Ragonesi Vittorio in arte “Baruga” è il nome che mi diede Galletti e che ancora oggi vengo chiamato dagli amici.
In ogni caso quelli sono stati anni meravigliosi, forse ho trascurato un pò la famiglia ma però io che volevo arrivare in alto dedicavo molto tempo alla pesca. Io la domenica facevo la gara e già al lunedì mi mettevo al lavoro per preparare la gara della domenica dopo.
Un agonista se vuole arrivare deve fare tutte le gare da quelle più importanti a quelle della parrocchia perché ogni gara ti insegna sempre qualcosa.
La stampa non ha mai dato troppo risalto a questo sport. C’era un giornalista che quando parlava di Ragonesi mi definiva l’”esperto pescatore forlivese”.
Oggi mi sono dedicato ad altre cose seguo i mercatini dell’usato e dell’arte moderna. Ogni tre anni devo cambiare la macchina perché giro tutta l’Italia e anche qui mi sono tolto delle soddisfazioni.
Ecco in tutte le cose per arrivare bisogna impegnarsi e nella pesca ancora di più perché il professionismo uno se lo deve fare da solo.
Io per esempio sono stato il primo in Italia ad avere la canna roubaisienne, era il 1974, andai in Francia da solo in auto a comprarla in un paese che si chiama Epinal, dove comprai questa canna da 7/8 metri costruita in metallo di lega leggera ma erano veramente pesanti.
Erano le prime roubaisienne che avevano il beccuccio al quale si legava l’elastico. Io la comprai e la andai a provare al lago di Quarto a Sarsina e chi mi guardava pensava che fossi un matto.
Non avevano mai visto quel tipo di canna e rimanevano stupiti.
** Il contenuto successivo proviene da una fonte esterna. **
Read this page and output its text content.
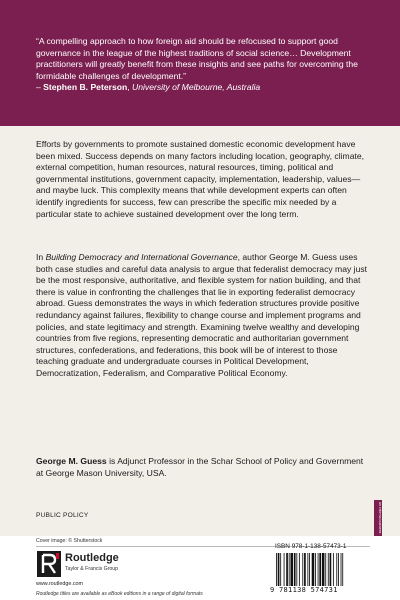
“A compelling approach to how foreign aid should be refocused to support good governance in the league of the highest traditions of social science… Development practitioners will greatly benefit from these insights and see paths for overcoming the formidable challenges of development.”
– Stephen B. Peterson, University of Melbourne, Australia

Efforts by governments to promote sustained domestic economic development have been mixed. Success depends on many factors including location, geography, climate, external competition, human resources, natural resources, timing, political and governmental institutions, government capacity, implementation, leadership, values—and maybe luck. This complexity means that while development experts can often identify ingredients for success, few can prescribe the specific mix needed by a particular state to achieve sustained development over the long term.

In Building Democracy and International Governance, author George M. Guess uses both case studies and careful data analysis to argue that federalist democracy may just be the most responsive, authoritative, and flexible system for nation building, and that there is value in confronting the challenges that lie in exporting federalist democracy abroad. Guess demonstrates the ways in which federation structures provide positive redundancy against failures, flexibility to change course and implement programs and policies, and state legitimacy and strength. Examining twelve wealthy and developing countries from five regions, representing democratic and authoritarian government structures, confederations, and federations, this book will be of interest to those teaching graduate and undergraduate courses in Political Development, Democratization, Federalism, and Comparative Political Economy.

George M. Guess is Adjunct Professor in the Schar School of Policy and Government at George Mason University, USA.

PUBLIC POLICY	an informa business
Cover image: © Shutterstock
Routledge
Taylor & Francis Group
www.routledge.com
Routledge titles are available as eBook editions in a range of digital formats
ISBN 978-1-138-57473-1
9 781138 574731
Mi piacerebbe un giorno fare una pescata delle vecchie glorie con quelli con cui ho pescato per anni come Balella, Botti, Galletti, Monti e altri per riprovare per un giorno le emozioni di una volta.
Una sorta di rimpatriata delle vecchie glorie.
Chissà.
Un saluto a tutti i naviganti di MATCH FISHING da Vittorio Ragonesi della Pesca Sport Forlì.